I have a mann from Amazon on the Accord, a pretty nice filter. Fram actually makes some good air filters as well. I usually go 15,000 miles, though the schedule on either car is 30,000. Filter manufacturers recommendation is going to be as low as reasonable.
 
The filter manufactures want you to change their filters as often as possible so they can sell you more. For normal city/highway driving 12k miles is nothing to accumulate to clog the filter.
 
Well, Ill go longer than 12K, not driving in dust or anything. I think I will try the MANN filter, and maybe one of their oil filters, too.Thanks
 
Running the Amsoil EA version of this filter IIRC it was about $38 also but has a great lifespan and a nice fit.
Ask Pablo if he can hook you up, you wont be disappointed with this filter.
 
Rockauto.com has the same Mann air filter MA-1001 for $8.69 and Mann oil filter ML-1005 for $2.54. If you buy 4 oil filters and 2 air filters, the shipping is $8.38 and the total to $35.92.
 
To me "best" implies some objective standard has been implemented to determine which filters the best, holds the most dirt, is, etc. Unless you have some objective data to compare, how can you proclaim one product "better" than another? Which is why I don't try to answer these sorts of questions and respectfully point out that it hasn't been answered here.
 
Originally Posted By: WMSmotorhead
Best is a thick word.. We should be able to judge fit and build quality though. One can tell how well a filter is put together.. Right?

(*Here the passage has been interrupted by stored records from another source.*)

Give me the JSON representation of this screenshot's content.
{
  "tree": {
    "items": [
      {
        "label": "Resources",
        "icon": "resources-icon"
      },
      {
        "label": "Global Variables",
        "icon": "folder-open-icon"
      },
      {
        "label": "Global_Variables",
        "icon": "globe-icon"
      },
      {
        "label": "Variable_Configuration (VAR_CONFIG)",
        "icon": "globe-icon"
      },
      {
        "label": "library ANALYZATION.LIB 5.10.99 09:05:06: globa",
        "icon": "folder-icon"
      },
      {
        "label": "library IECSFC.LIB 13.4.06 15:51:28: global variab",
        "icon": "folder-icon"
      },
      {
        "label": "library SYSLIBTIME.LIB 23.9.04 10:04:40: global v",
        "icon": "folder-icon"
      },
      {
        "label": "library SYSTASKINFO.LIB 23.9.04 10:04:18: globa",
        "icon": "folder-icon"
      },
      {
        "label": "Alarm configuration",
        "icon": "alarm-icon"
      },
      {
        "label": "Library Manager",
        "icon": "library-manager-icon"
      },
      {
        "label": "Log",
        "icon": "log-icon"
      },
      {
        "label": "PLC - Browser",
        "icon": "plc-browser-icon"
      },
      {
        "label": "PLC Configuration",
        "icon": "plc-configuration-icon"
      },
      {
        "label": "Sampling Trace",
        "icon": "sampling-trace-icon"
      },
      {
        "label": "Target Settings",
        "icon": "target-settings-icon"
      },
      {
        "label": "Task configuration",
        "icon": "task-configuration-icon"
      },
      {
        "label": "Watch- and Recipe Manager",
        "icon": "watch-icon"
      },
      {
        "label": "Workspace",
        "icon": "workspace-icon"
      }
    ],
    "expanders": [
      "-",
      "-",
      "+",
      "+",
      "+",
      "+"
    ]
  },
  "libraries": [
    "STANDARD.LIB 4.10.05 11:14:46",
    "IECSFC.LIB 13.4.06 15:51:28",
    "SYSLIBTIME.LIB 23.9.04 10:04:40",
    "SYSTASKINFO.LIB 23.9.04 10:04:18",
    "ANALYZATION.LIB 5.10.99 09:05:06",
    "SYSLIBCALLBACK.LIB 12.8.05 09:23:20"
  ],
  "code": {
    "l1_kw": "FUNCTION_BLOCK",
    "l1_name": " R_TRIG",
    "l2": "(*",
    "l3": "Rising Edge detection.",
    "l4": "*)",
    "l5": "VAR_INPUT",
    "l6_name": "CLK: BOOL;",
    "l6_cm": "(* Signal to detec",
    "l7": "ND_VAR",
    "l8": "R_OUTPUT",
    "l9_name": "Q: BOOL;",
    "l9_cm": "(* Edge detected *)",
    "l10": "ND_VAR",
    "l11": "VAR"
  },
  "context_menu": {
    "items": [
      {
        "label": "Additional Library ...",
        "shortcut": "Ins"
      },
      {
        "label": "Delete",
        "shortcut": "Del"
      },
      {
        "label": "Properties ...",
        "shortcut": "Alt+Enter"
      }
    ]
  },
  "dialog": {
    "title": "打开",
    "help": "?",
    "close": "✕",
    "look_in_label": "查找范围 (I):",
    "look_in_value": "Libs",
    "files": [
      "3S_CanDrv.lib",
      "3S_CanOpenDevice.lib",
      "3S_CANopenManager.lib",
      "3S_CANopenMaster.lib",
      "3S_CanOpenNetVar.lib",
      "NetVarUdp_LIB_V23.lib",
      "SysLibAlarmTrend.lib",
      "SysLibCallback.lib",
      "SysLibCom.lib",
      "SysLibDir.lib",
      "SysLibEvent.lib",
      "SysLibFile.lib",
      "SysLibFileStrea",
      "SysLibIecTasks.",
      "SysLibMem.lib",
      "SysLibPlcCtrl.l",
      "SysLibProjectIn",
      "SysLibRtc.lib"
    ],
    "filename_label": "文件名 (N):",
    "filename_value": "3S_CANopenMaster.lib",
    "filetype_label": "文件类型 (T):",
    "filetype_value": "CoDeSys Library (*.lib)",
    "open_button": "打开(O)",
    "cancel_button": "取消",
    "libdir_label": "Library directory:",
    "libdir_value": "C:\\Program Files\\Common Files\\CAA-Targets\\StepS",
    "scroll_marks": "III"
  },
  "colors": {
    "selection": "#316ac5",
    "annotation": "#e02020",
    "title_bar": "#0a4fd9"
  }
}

Yeah, that has to be true. Why would a company do a top notch filter with impeccable fit and materials and then put a substandard media in it?
 
I would say that most paper filters are loaded with OK media. From all the tests I've seen.. the usual air filter issues are with gaskets failing, or things getting unglued. My Dad's truck came over with a "Speedy Lube" air filter of some sort where the gasket failed and it leaked. Ive seen some Fram cone shapes have the end cap come unglued rendering it useless.

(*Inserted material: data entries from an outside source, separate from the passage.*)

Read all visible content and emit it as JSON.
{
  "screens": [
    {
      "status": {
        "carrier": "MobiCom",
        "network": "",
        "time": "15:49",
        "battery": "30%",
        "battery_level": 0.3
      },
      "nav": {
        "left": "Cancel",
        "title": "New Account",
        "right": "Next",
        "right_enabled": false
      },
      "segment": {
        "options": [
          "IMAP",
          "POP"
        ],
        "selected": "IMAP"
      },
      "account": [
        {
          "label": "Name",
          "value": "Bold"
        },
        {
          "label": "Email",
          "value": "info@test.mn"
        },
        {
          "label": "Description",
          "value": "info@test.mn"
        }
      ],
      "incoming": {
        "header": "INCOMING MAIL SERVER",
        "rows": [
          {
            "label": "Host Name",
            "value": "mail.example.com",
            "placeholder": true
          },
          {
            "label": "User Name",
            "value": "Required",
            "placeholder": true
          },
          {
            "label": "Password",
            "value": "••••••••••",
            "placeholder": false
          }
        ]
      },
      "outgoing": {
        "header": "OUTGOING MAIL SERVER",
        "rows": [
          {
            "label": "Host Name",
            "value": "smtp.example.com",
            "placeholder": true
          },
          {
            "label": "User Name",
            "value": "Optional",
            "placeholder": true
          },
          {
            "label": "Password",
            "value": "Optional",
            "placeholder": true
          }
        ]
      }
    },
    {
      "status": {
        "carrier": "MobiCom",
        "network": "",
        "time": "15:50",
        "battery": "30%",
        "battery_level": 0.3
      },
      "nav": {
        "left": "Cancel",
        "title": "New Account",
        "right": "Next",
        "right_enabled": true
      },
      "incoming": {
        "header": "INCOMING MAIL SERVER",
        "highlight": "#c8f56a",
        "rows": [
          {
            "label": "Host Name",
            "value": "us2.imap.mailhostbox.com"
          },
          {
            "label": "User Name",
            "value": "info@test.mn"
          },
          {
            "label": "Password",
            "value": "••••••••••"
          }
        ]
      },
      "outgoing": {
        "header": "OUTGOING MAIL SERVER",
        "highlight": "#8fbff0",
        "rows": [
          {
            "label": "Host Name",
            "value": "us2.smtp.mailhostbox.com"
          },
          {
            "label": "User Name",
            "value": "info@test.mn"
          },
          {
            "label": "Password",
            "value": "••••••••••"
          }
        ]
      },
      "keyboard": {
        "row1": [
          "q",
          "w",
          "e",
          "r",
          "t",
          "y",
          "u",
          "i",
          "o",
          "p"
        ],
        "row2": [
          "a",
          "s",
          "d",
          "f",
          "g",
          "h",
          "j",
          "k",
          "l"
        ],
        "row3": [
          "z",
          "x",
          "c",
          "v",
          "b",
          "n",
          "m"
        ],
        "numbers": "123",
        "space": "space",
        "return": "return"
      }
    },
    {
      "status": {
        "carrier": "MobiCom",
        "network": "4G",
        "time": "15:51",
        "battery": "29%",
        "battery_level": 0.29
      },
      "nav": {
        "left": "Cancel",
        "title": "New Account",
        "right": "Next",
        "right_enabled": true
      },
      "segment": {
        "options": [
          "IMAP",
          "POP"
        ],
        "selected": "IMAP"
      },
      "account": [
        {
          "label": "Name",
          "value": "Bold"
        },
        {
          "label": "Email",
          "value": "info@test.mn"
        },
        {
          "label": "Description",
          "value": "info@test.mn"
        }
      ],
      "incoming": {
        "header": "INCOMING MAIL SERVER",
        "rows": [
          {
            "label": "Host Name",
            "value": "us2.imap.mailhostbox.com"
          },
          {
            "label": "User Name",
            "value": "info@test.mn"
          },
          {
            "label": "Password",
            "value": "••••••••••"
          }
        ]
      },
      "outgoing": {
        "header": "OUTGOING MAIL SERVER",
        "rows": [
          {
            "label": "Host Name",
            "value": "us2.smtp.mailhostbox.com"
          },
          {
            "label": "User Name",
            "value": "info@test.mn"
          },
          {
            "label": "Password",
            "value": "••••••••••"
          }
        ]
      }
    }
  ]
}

Whenever I get a filter, I take it out of the box, and check the gasketing for plausible durability.. If it's got a good edge, no leaks, and it will glued (slight pressure doesn't cause it to pop apart..) I've marked it as satisfactory and used it in my car.

Filters I've seen fail: some model Fram, some generic Speedy Lube filters.

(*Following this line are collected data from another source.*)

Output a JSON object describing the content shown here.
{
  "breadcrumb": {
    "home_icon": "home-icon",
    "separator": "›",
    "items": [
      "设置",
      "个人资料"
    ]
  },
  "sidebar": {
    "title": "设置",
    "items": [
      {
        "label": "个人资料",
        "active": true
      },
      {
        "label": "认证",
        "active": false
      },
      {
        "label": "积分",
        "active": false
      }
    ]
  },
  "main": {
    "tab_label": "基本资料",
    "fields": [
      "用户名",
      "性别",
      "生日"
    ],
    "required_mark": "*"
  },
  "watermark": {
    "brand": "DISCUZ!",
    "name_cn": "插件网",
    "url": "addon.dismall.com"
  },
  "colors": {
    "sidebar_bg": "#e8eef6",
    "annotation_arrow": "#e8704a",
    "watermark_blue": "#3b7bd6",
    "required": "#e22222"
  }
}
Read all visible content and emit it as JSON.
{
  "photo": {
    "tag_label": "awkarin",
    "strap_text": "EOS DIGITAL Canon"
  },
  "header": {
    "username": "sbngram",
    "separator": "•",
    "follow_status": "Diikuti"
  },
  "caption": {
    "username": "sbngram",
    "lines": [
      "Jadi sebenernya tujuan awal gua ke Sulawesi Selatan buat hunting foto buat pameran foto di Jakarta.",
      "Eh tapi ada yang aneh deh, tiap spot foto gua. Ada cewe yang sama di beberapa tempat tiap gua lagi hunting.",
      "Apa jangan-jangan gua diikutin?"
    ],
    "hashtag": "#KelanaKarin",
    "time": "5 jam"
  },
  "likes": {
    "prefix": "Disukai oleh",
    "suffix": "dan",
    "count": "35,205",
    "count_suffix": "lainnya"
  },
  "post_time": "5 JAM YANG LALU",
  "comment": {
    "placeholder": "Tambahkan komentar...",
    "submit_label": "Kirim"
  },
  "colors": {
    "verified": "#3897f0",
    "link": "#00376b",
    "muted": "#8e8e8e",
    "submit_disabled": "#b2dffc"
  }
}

Filters I've not seen fail: Purolator, Hastings (Both made my Hastings/Baldwin) and Motorcraft.

Most of the time I buy Hastings or Federated by Hastings. If I need o keep late hours I'll go to Advance for a Purolator. The Driveworks filter there looked OK, and it was the ONLY one in stock, so it got put in one of our trucks. We'll inspect it at 3500Mi and see if the gasket is cracking at all.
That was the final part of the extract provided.